The rules are complicated. That is why it is always a good idea to go into a Roth IRA with the mindset that these are funds that you will not touch until you are at least age 59 1/2 and have had a Roth IRA for more than five years. When you reach that point, all distributions are tax and penalty free.



I inherited an IRA from my elderly friend who passed away in 2011. It contained $300,000. The IRA is still in Valley National Bank. I have been taking the RMDs (required minimum distributions) the past two years, once in 2011 and again in 2012. The IRA is still in her name, but shows that I am the beneficiary and that I am allowed to take the RMDs. My question is this: what options do I have with this IRA? Can I/should I roll it into a Roth IRA? Should I do nothing, as it is earning over 3% interest, and continue to withdraw the RMDs? What do I do and what should I HAVE done?

Rich Jablonski

You cannot convert these funds to a Roth IRA because you are a non-spouse beneficiary. You must continue taking RMDs each year or you can take more than that amount.

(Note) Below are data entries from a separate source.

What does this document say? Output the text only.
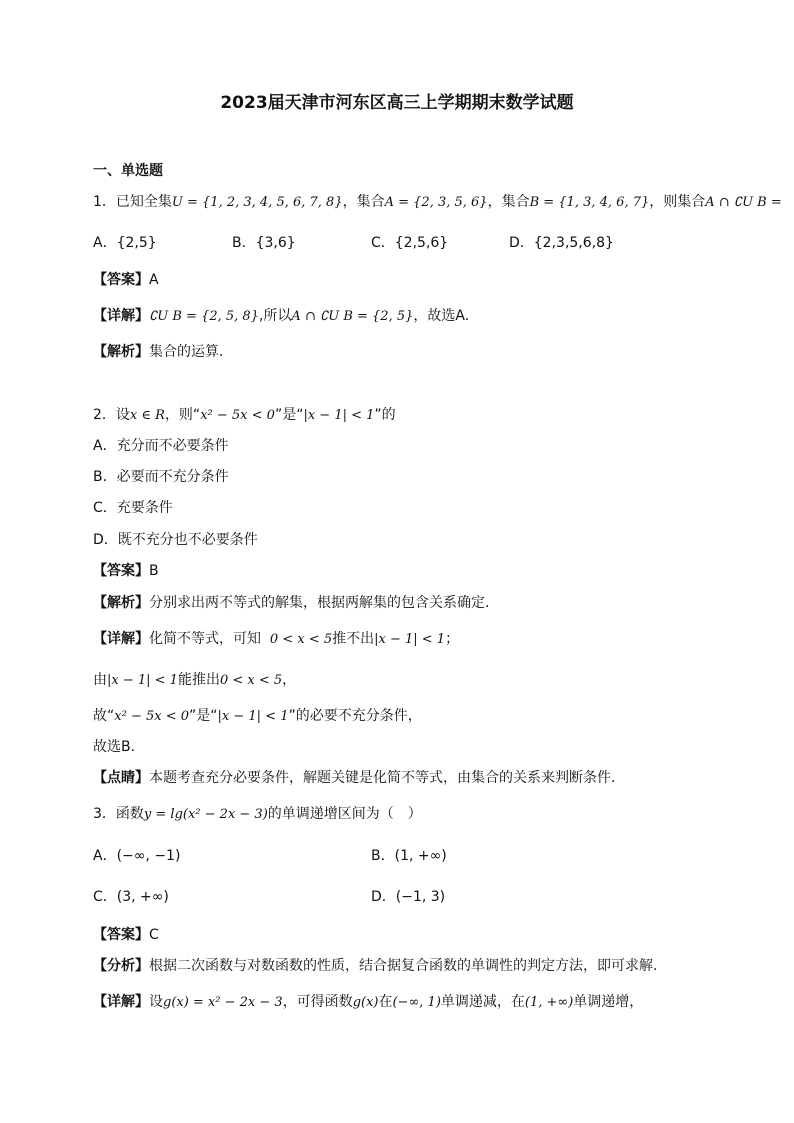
2023届天津市河东区高三上学期期末数学试题
一、单选题
1．已知全集U = {1, 2, 3, 4, 5, 6, 7, 8}，集合A = {2, 3, 5, 6}，集合B = {1, 3, 4, 6, 7}，则集合A ∩ ∁U B =
A．{2,5}	B．{3,6}	C．{2,5,6}	D．{2,3,5,6,8}
【答案】A
【详解】∁U B = {2, 5, 8},所以A ∩ ∁U B = {2, 5}，故选A.
【解析】集合的运算.
2．设x ∈ R，则“x² − 5x < 0”是“|x − 1| < 1”的
A．充分而不必要条件
B．必要而不充分条件
C．充要条件
D．既不充分也不必要条件
【答案】B
【解析】分别求出两不等式的解集，根据两解集的包含关系确定.
【详解】化简不等式，可知 0 < x < 5推不出|x − 1| < 1；
由|x − 1| < 1能推出0 < x < 5，
故“x² − 5x < 0”是“|x − 1| < 1”的必要不充分条件，
故选B．
【点睛】本题考查充分必要条件，解题关键是化简不等式，由集合的关系来判断条件．
3．函数y = lg(x² − 2x − 3)的单调递增区间为（　）
A．(−∞, −1)	B．(1, +∞)
C．(3, +∞)	D．(−1, 3)
【答案】C
【分析】根据二次函数与对数函数的性质，结合据复合函数的单调性的判定方法，即可求解.
【详解】设g(x) = x² − 2x − 3，可得函数g(x)在(−∞, 1)单调递减，在(1, +∞)单调递增，
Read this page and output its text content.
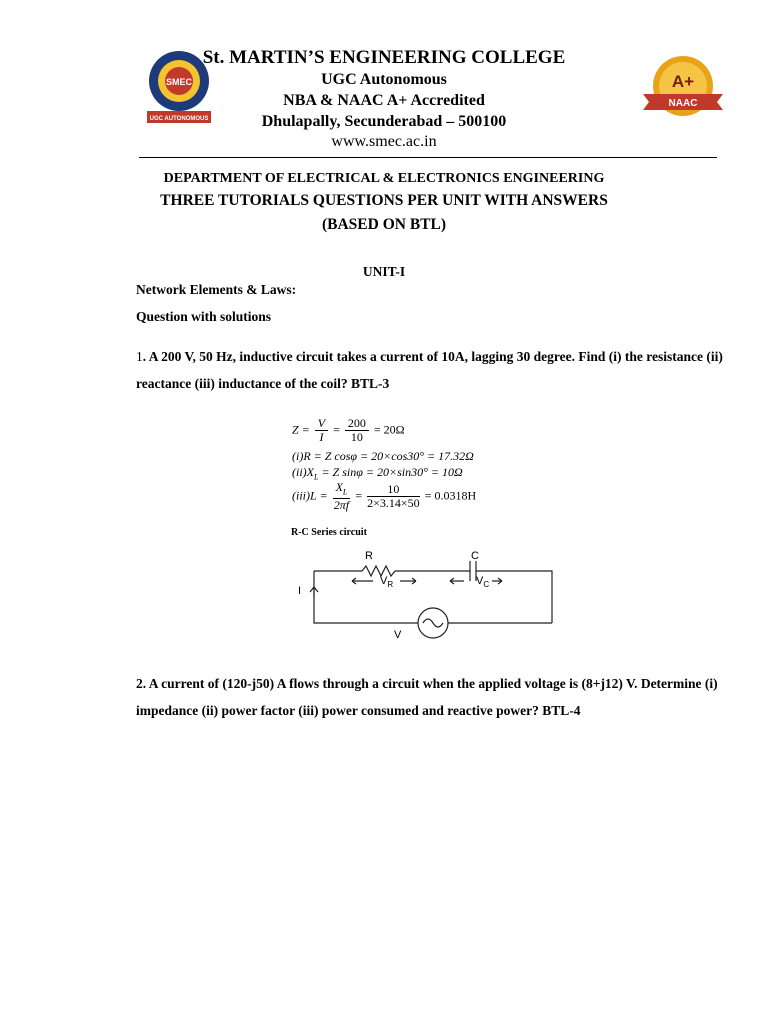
SMEC
UGC AUTONOMOUS
A+
NAAC
St. MARTIN’S ENGINEERING COLLEGE
UGC Autonomous
NBA & NAAC A+ Accredited
Dhulapally, Secunderabad – 500100
www.smec.ac.in
DEPARTMENT OF ELECTRICAL & ELECTRONICS ENGINEERING
THREE TUTORIALS QUESTIONS PER UNIT WITH ANSWERS
(BASED ON BTL)
UNIT-I
Network Elements & Laws:
Question with solutions
1. A 200 V, 50 Hz, inductive circuit takes a current of 10A, lagging 30 degree. Find (i) the resistance (ii) reactance (iii) inductance of the coil? BTL-3
$Z = \frac{V}{I} = \frac{200}{10} = 20\Omega$
(i)R = Z cosφ = 20×cos30° = 17.32Ω
$(ii)X_L = Z$ sinφ = 20×sin30° = 10Ω
$(iii)L = \frac{X_L}{2\pi f} = \frac{10}{2\times 3.14\times 50} = 0.0318H$
R-C Series circuit
R	C
$V_R$	$V_C$
I
V
2. A current of (120-j50) A flows through a circuit when the applied voltage is (8+j12) V. Determine (i) impedance (ii) power factor (iii) power consumed and reactive power? BTL-4
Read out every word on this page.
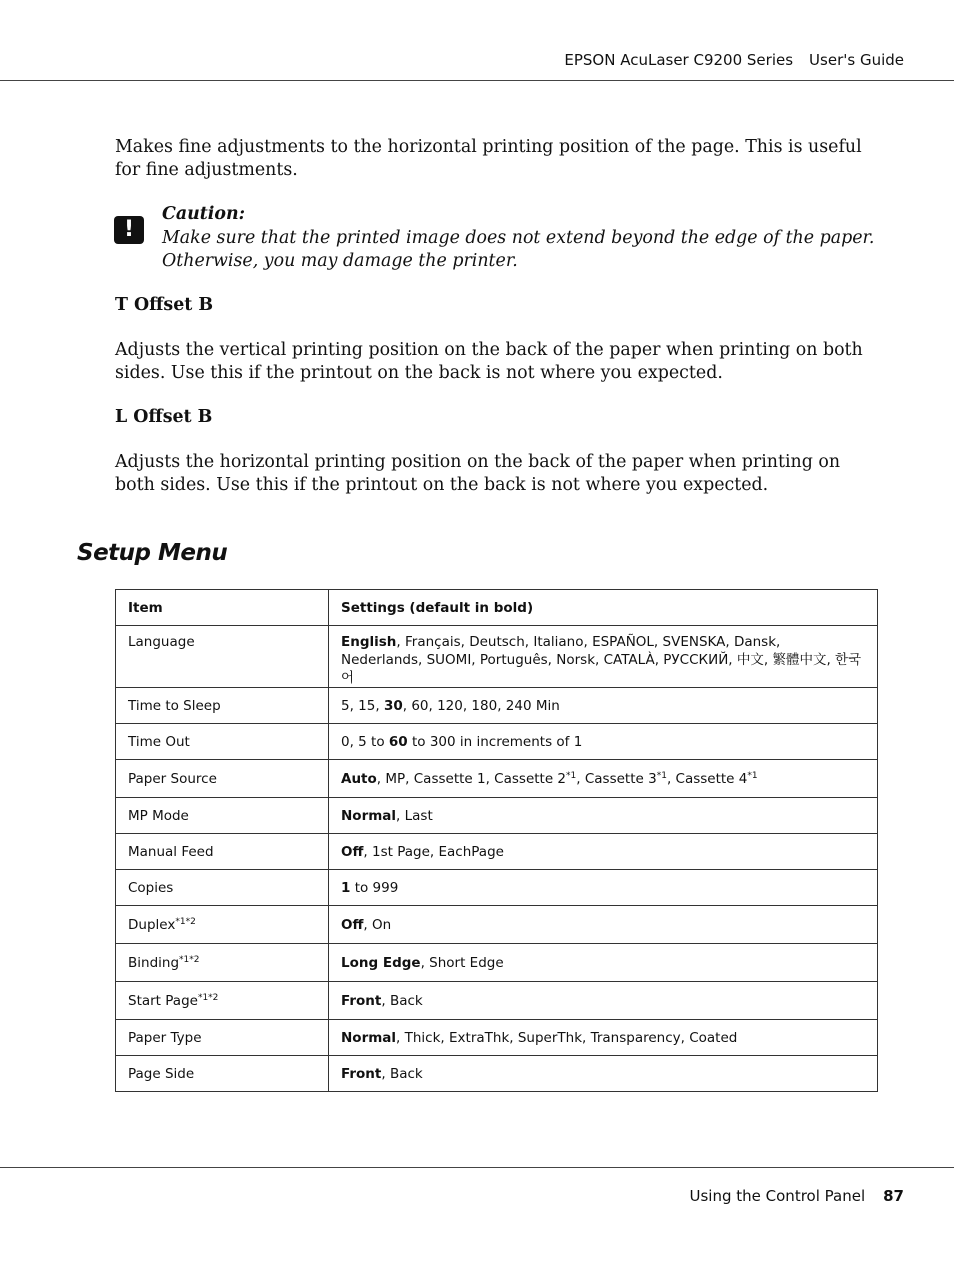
EPSON AcuLaser C9200 Series User's Guide

Makes fine adjustments to the horizontal printing position of the page. This is useful for fine adjustments.

!

Caution:

Make sure that the printed image does not extend beyond the edge of the paper. Otherwise, you may damage the printer.

T Offset B

Adjusts the vertical printing position on the back of the paper when printing on both sides. Use this if the printout on the back is not where you expected.

L Offset B

Adjusts the horizontal printing position on the back of the paper when printing on both sides. Use this if the printout on the back is not where you expected.

Setup Menu
Item	Settings (default in bold)
Language	English, Français, Deutsch, Italiano, ESPAÑOL, SVENSKA, Dansk, Nederlands, SUOMI, Português, Norsk, CATALÀ, РУССКИЙ, 中文, 繁體中文, 한국어
Time to Sleep	5, 15, 30, 60, 120, 180, 240 Min
Time Out	0, 5 to 60 to 300 in increments of 1
Paper Source	Auto, MP, Cassette 1, Cassette 2$^{*1}$, Cassette 3$^{*1}$, Cassette 4$^{*1}$
MP Mode	Normal, Last
Manual Feed	Off, 1st Page, EachPage
Copies	1 to 999
Duplex$^{*1*2}$	Off, On
Binding$^{*1*2}$	Long Edge, Short Edge
Start Page$^{*1*2}$	Front, Back
Paper Type	Normal, Thick, ExtraThk, SuperThk, Transparency, Coated
Page Side	Front, Back
Using the Control Panel 87
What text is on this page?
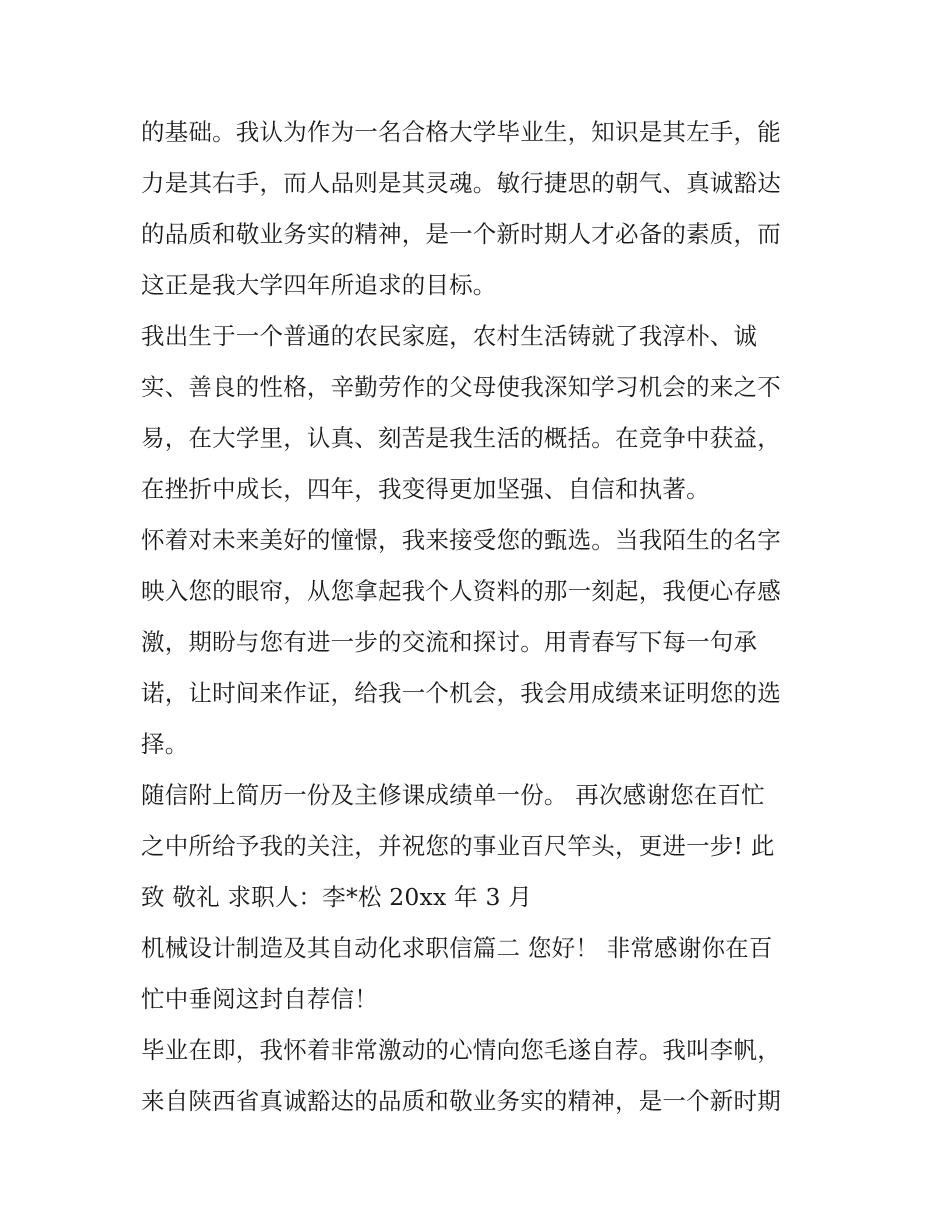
的基础。我认为作为一名合格大学毕业生，知识是其左手，能
力是其右手，而人品则是其灵魂。敏行捷思的朝气、真诚豁达
的品质和敬业务实的精神，是一个新时期人才必备的素质，而
这正是我大学四年所追求的目标。
我出生于一个普通的农民家庭，农村生活铸就了我淳朴、诚
实、善良的性格，辛勤劳作的父母使我深知学习机会的来之不
易，在大学里，认真、刻苦是我生活的概括。在竞争中获益，
在挫折中成长，四年，我变得更加坚强、自信和执著。
怀着对未来美好的憧憬，我来接受您的甄选。当我陌生的名字
映入您的眼帘，从您拿起我个人资料的那一刻起，我便心存感
激，期盼与您有进一步的交流和探讨。用青春写下每一句承
诺，让时间来作证，给我一个机会，我会用成绩来证明您的选
择。
随信附上简历一份及主修课成绩单一份。 再次感谢您在百忙
之中所给予我的关注，并祝您的事业百尺竿头，更进一步! 此
致 敬礼 求职人：李*松 20xx 年 3 月
机械设计制造及其自动化求职信篇二 您好！ 非常感谢你在百
忙中垂阅这封自荐信！
毕业在即，我怀着非常激动的心情向您毛遂自荐。我叫李帆，
来自陕西省真诚豁达的品质和敬业务实的精神，是一个新时期
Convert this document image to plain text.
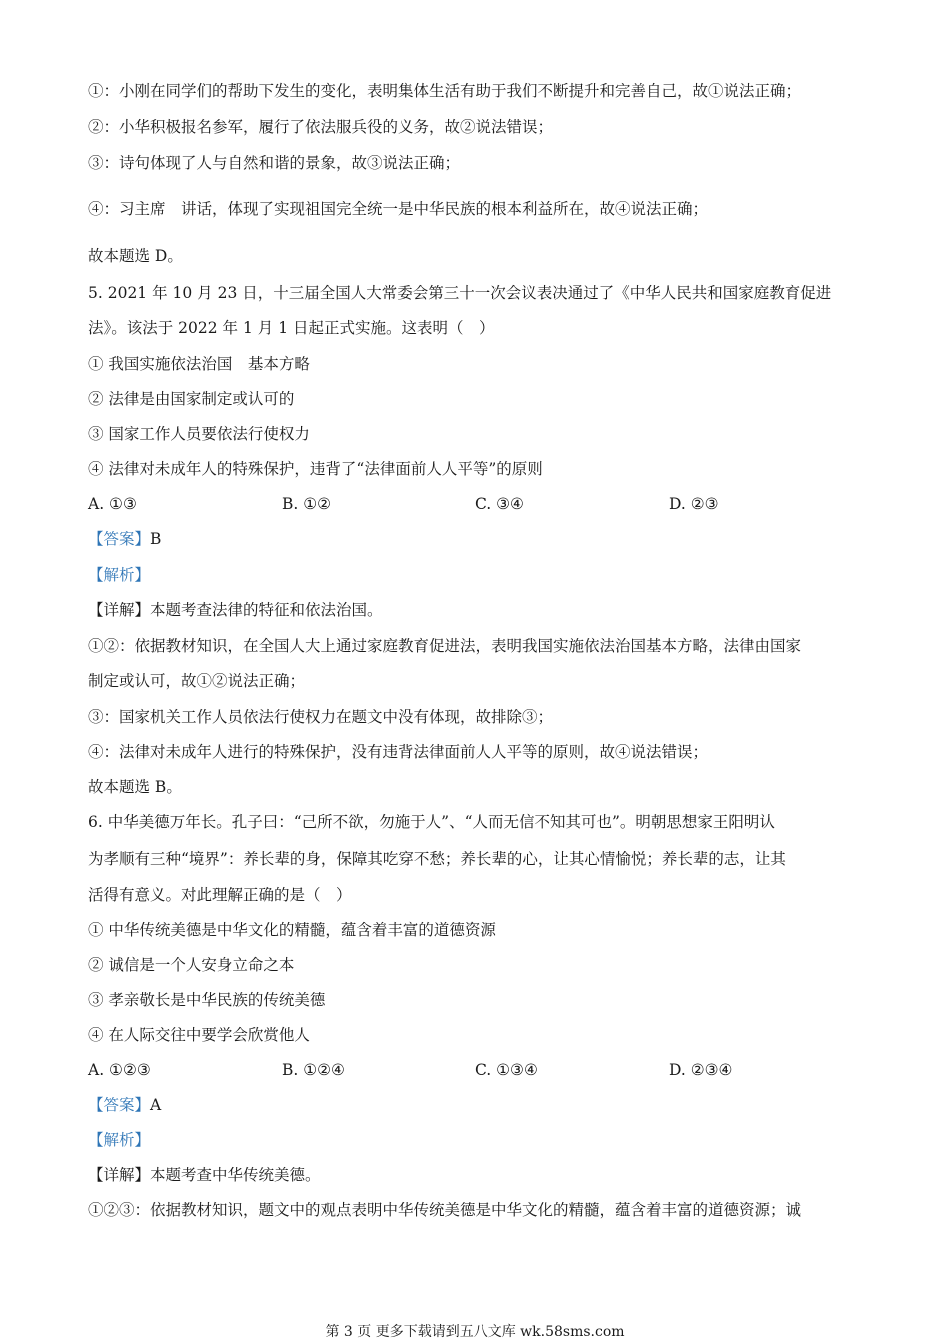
①：小刚在同学们的帮助下发生的变化，表明集体生活有助于我们不断提升和完善自己，故①说法正确；
②：小华积极报名参军，履行了依法服兵役的义务，故②说法错误；
③：诗句体现了人与自然和谐的景象，故③说法正确；
④：习主席　讲话，体现了实现祖国完全统一是中华民族的根本利益所在，故④说法正确；
故本题选 D。
5. 2021 年 10 月 23 日，十三届全国人大常委会第三十一次会议表决通过了《中华人民共和国家庭教育促进
法》。该法于 2022 年 1 月 1 日起正式实施。这表明（　）
① 我国实施依法治国　基本方略
② 法律是由国家制定或认可的
③ 国家工作人员要依法行使权力
④ 法律对未成年人的特殊保护，违背了“法律面前人人平等”的原则
A. ①③	B. ①②	C. ③④	D. ②③
【答案】B
【解析】
【详解】本题考查法律的特征和依法治国。
①②：依据教材知识，在全国人大上通过家庭教育促进法，表明我国实施依法治国基本方略，法律由国家
制定或认可，故①②说法正确；
③：国家机关工作人员依法行使权力在题文中没有体现，故排除③；
④：法律对未成年人进行的特殊保护，没有违背法律面前人人平等的原则，故④说法错误；
故本题选 B。
6. 中华美德万年长。孔子曰：“己所不欲，勿施于人”、“人而无信不知其可也”。明朝思想家王阳明认
为孝顺有三种“境界”：养长辈的身，保障其吃穿不愁；养长辈的心，让其心情愉悦；养长辈的志，让其
活得有意义。对此理解正确的是（　）
① 中华传统美德是中华文化的精髓，蕴含着丰富的道德资源
② 诚信是一个人安身立命之本
③ 孝亲敬长是中华民族的传统美德
④ 在人际交往中要学会欣赏他人
A. ①②③	B. ①②④	C. ①③④	D. ②③④
【答案】A
【解析】
【详解】本题考查中华传统美德。
①②③：依据教材知识，题文中的观点表明中华传统美德是中华文化的精髓，蕴含着丰富的道德资源；诚
第 3 页 更多下载请到五八文库 wk.58sms.com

You should speak to a financial advisor with regards to the investment issues.


Dear Ed Slott,

I am age 69 1/2 and my husband just turned 66 (Birthdays: 9/23/43, 2/3/47). Does this age difference penalize my husband just because I am older than he is? If this is true, is there anything we can do to ease the pain of the tax burden this will place on us? So I guess I need your advice on when our RBD (required beginning date) takes place and when the RMD would have to be calculated. Also when we calculate the RMD, are we required to include both my total Traditional IRA total value and my husband’s Traditional IRA value? Would it be possible to file our 2012 taxes separately?

We certainly would appreciate your help!

You will be age 70 this year on September 23, 2013 so you won’t be age 70 1/2 until 2014. Your required beginning date (RBD) will be April 1, 2015. Your first RMD will be for 2014. Your IRA custodian will notify you when you need to take your RMD and will calculate it for you upon request. Your RMD is calculated using your IRA (and your age only), not your husband’s. Neither of you will be penalized for the age difference in this case. You must take your RMD amount from your IRA and your husband must take his RMD from his IRA. You cannot satisfy your RMD amount with a distribution from his IRA. You should discuss your tax filing status with your tax preparer.